At a Celtics practice in New York in December, he said that days off felt like he was giving a competitor an upper hand. He became Jones’ only player to never miss a game or practice in four years, breaking the school’s single season and all-time steals record, landing him a professional career in Spain, Italy, and Germany.
“He always had a little bit of back trouble,” Jones said. “I initially thought it was just when guys are out of shape, their lower back hurts, but he dealt with it for part of his career ... I think (load management is) complete bull. It’s the new generation. They maybe don’t quite have the same mentality toward practice like in the past. Back in the day, you didn’t miss practice, you just didn’t miss practice, you certainly didn’t miss a game ... if you have practice on the schedule, you should be there laced up and ready to go.”
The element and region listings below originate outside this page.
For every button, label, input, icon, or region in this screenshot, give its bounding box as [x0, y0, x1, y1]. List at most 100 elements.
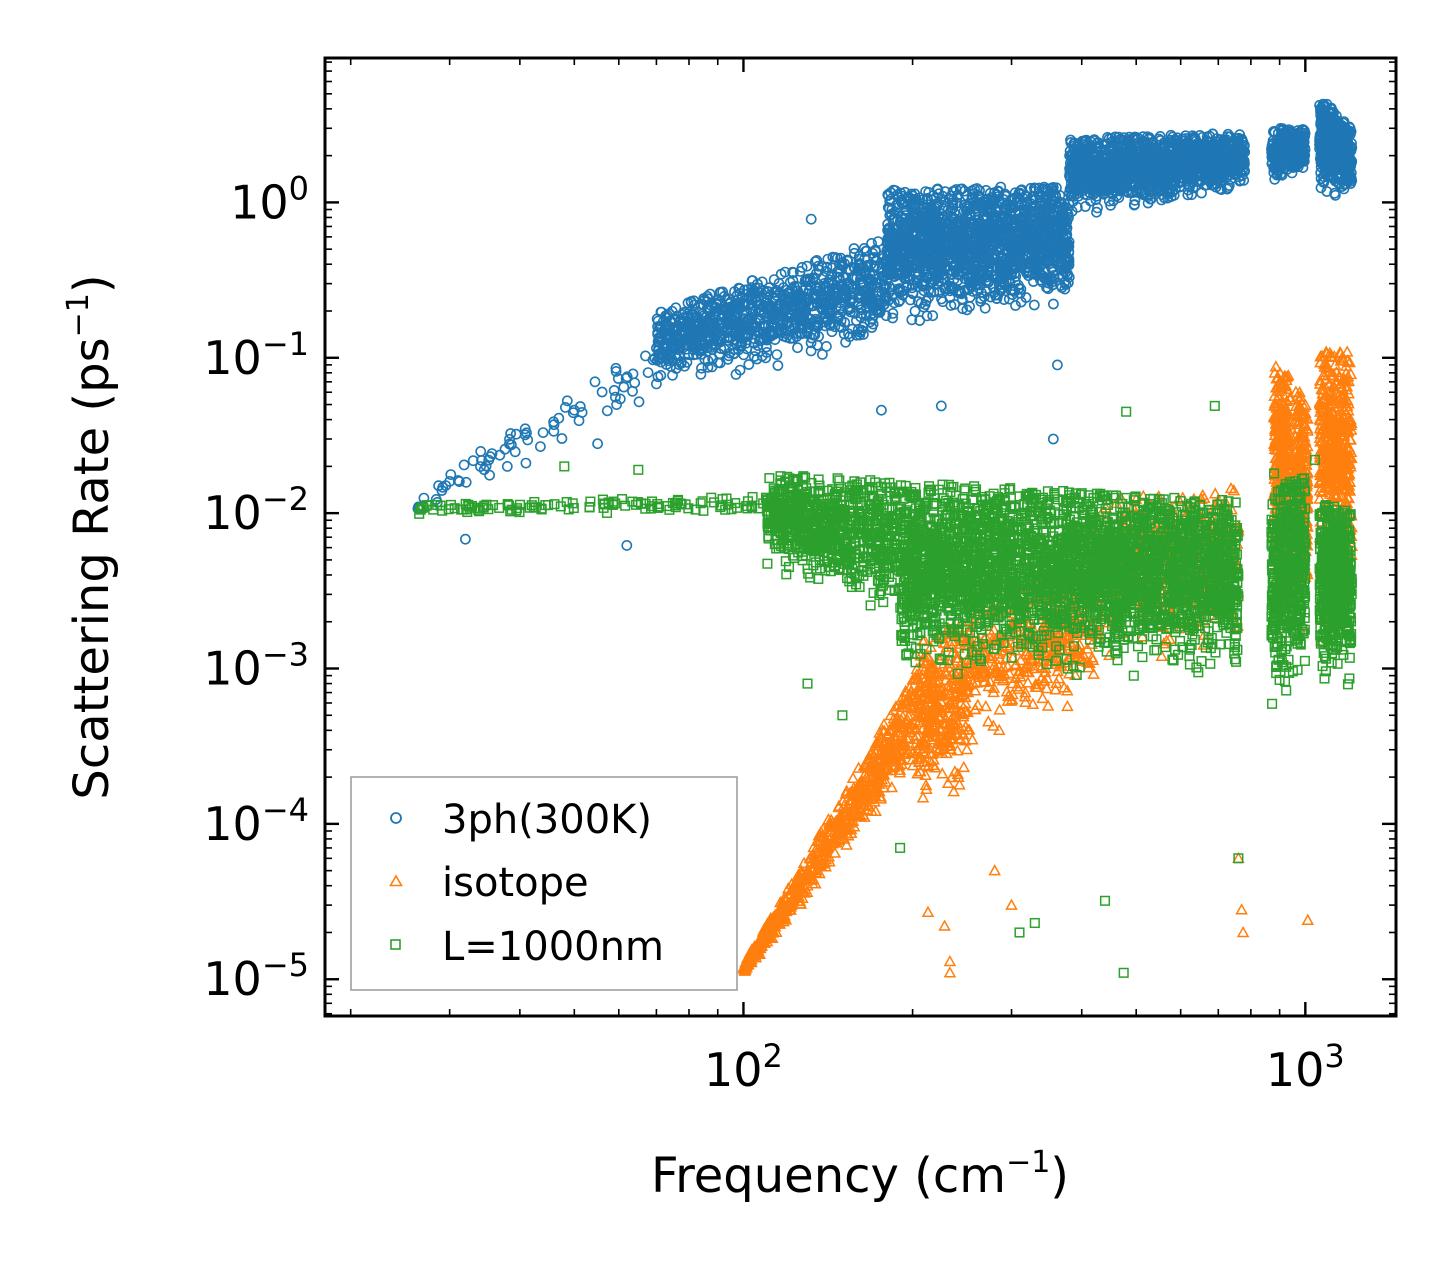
- threeph-point: [740, 313, 752, 325]
- threeph-point: [818, 282, 830, 293]
- threeph-point: [835, 252, 846, 264]
- threeph-point: [860, 293, 871, 305]
- threeph-point: [729, 312, 741, 323]
- threeph-point: [774, 306, 786, 318]
- threeph-point: [695, 368, 707, 380]
- threeph-point: [666, 340, 677, 352]
- threeph-point: [844, 331, 855, 343]
- threeph-point: [601, 405, 613, 417]
- threeph-point: [835, 315, 847, 327]
- threeph-point: [747, 299, 758, 311]
- threeph-point: [748, 351, 760, 362]
- threeph-point: [731, 317, 743, 329]
- threeph-point: [760, 327, 772, 339]
- threeph-point: [826, 326, 838, 338]
- threeph-point: [668, 314, 680, 326]
- threeph-point: [669, 349, 681, 361]
- threeph-point: [611, 399, 622, 410]
- threeph-point: [824, 284, 836, 296]
- threeph-point: [685, 309, 697, 320]
- threeph-point: [826, 270, 838, 281]
- threeph-point: [670, 302, 682, 314]
- threeph-point: [739, 323, 751, 335]
- threeph-point: [576, 406, 588, 418]
- threeph-point: [761, 334, 773, 346]
- threeph-point: [727, 319, 739, 331]
- threeph-point: [761, 341, 772, 353]
- threeph-point: [680, 339, 692, 351]
- threeph-point: [801, 260, 813, 272]
- threeph-point: [660, 321, 672, 333]
- threeph-point: [669, 326, 681, 337]
- threeph-point: [887, 307, 899, 319]
- series-0: [412, 98, 1358, 551]
- threeph-point: [853, 298, 865, 310]
- threeph-point: [853, 250, 865, 262]
- threeph-point: [484, 469, 495, 481]
- threeph-point: [655, 369, 667, 381]
- threeph-point: [596, 386, 608, 398]
- threeph-point: [696, 362, 707, 374]
- threeph-point: [548, 425, 560, 437]
- threeph-point: [1010, 300, 1021, 311]
- threeph-point: [728, 343, 740, 355]
- threeph-point: [556, 433, 568, 444]
- threeph-point: [480, 460, 492, 472]
- threeph-point: [807, 273, 819, 285]
- threeph-point: [794, 327, 806, 339]
- threeph-point: [740, 337, 752, 349]
- threeph-point: [697, 340, 708, 352]
- threeph-point: [707, 344, 718, 355]
- threeph-point: [535, 441, 546, 452]
- threeph-point: [499, 443, 511, 455]
- threeph-point: [756, 350, 768, 362]
- threeph-point: [843, 303, 855, 315]
- threeph-point: [733, 282, 745, 294]
- threeph-point: [831, 266, 843, 278]
- threeph-point: [751, 353, 763, 365]
- threeph-point: [610, 391, 621, 403]
- threeph-point: [836, 257, 848, 268]
- threeph-point: [618, 381, 630, 393]
- threeph-point: [974, 185, 985, 196]
- threeph-point: [811, 267, 822, 279]
- threeph-point: [685, 296, 697, 308]
- threeph-point: [1048, 298, 1059, 310]
- threeph-point: [788, 320, 800, 332]
- threeph-point: [835, 322, 847, 333]
- threeph-point: [861, 245, 873, 257]
- threeph-point: [838, 291, 850, 303]
- threeph-point: [893, 296, 905, 308]
- threeph-point: [752, 286, 764, 298]
- threeph-point: [822, 291, 833, 303]
- threeph-point: [754, 304, 766, 316]
- threeph-point: [816, 260, 828, 272]
- threeph-point: [867, 298, 878, 310]
- threeph-point: [811, 339, 823, 351]
- threeph-point: [561, 395, 573, 407]
- threeph-point: [692, 340, 704, 352]
- threeph-point: [504, 433, 515, 445]
- threeph-point: [445, 469, 457, 480]
- threeph-point: [854, 329, 866, 341]
- threeph-point: [709, 303, 720, 314]
- threeph-point: [627, 368, 639, 380]
- threeph-point: [713, 294, 724, 306]
- threeph-point: [743, 359, 755, 370]
- threeph-point: [823, 318, 835, 330]
- threeph-point: [705, 318, 717, 330]
- threeph-point: [866, 237, 877, 249]
- threeph-point: [855, 311, 867, 323]
- threeph-point: [874, 306, 886, 318]
- threeph-point: [775, 268, 787, 280]
- threeph-point: [851, 272, 863, 284]
- threeph-point: [764, 300, 776, 312]
- threeph-point: [706, 361, 718, 373]
- threeph-point: [433, 480, 444, 492]
- threeph-point: [757, 301, 769, 313]
- threeph-point: [621, 371, 633, 383]
- threeph-point: [687, 308, 698, 319]
- threeph-point: [873, 306, 885, 317]
- threeph-point: [858, 242, 870, 254]
- threeph-point: [734, 364, 746, 376]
Green wasn’t exactly an everyday player for the Celtics, but when he did play, fans never missed his dunking showcases. He threw down double-clutch reverses, slammed through defenders, caught alley-oops with each hand. “Woo” cut baseline, climbed the ladder on put backs like a center, threw it back over his head, and windmilled sideways.
It’s the beauty of basketball, that the visual artistry of a single skillset can place an otherwise unheralded player in the same breath as legends.
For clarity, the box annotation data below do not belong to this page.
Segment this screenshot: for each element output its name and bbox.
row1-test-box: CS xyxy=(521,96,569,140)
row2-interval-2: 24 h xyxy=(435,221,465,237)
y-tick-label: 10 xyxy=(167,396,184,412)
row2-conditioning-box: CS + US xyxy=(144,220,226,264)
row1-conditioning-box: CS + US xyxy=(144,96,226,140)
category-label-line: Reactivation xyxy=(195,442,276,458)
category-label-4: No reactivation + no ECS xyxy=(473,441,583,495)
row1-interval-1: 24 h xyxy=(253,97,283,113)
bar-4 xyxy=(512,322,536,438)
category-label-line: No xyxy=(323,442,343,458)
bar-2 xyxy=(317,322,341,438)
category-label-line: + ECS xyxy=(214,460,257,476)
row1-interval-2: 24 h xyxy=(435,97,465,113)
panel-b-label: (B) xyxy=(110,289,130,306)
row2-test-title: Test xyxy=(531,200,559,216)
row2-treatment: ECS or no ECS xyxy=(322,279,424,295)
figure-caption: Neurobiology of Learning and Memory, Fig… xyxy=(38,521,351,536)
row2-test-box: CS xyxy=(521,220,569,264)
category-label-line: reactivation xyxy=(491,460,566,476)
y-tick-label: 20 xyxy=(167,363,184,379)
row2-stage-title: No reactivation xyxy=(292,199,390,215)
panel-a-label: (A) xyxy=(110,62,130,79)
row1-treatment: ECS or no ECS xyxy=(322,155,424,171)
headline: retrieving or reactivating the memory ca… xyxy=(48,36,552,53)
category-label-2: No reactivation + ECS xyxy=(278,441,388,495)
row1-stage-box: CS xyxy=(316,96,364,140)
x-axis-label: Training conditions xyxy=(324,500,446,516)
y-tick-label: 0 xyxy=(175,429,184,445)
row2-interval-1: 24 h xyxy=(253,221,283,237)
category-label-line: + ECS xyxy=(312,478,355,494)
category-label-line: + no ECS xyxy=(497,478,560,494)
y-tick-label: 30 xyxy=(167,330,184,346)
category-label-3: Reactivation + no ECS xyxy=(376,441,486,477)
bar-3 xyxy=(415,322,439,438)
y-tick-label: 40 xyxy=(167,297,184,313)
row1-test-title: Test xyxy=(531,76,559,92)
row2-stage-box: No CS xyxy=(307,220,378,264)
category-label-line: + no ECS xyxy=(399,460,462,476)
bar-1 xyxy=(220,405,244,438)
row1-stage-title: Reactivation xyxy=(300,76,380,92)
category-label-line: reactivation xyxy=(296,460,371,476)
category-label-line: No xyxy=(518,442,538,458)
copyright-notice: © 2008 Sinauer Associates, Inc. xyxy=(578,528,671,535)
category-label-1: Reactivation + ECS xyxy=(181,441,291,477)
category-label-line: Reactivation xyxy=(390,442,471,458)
Jones believes only Michael Jordan and Zion Williamson dunk more in the half court than Javonte Green. In Green’s first year with the Celtics, he flushed 18 slams in the regular season for 28.5% of his makes, comparable to the team’s 6’9 center Daniel Theis, who made 33.6% of his field goals on dunks. Between Green, Robert Williams III, and Brown, the Celtics formed their greatest dunk roster in franchise history.
It’s not difficult to imagine Green drawing the attention his 7’5 teammate overshadowed him with when the Celtics emptied the bench late in games, but Green shined most among the team’s youth in a starter-less game to close the regular season against the Wizards. He dropped 23 points, shot 3-for-9 on three, and runners through contact in the lane.
Green worked on those areas throughout the year, before right knee surgery in August finally grounded him. He returned to the active roster by the end of the Eastern Conference Finals, and now waits to see if he showed enough in his rookie season to not fall victim to Boston’s roster crunch. Green’s Celtics tenure may end when the league determines guaranteed contract and option deadlines, but given interest from the Thunder, Trail Blazers, and Mavericks around the time Boston signed him, he should find an NBA home in 2021.
“I’ve always thought that whatever team he plays on, whatever level he plays on, he always finds a way to rise to the top. He’s just one of those guys.” Jones said. Fitting words for one of the Celtics’ highest flyers in years.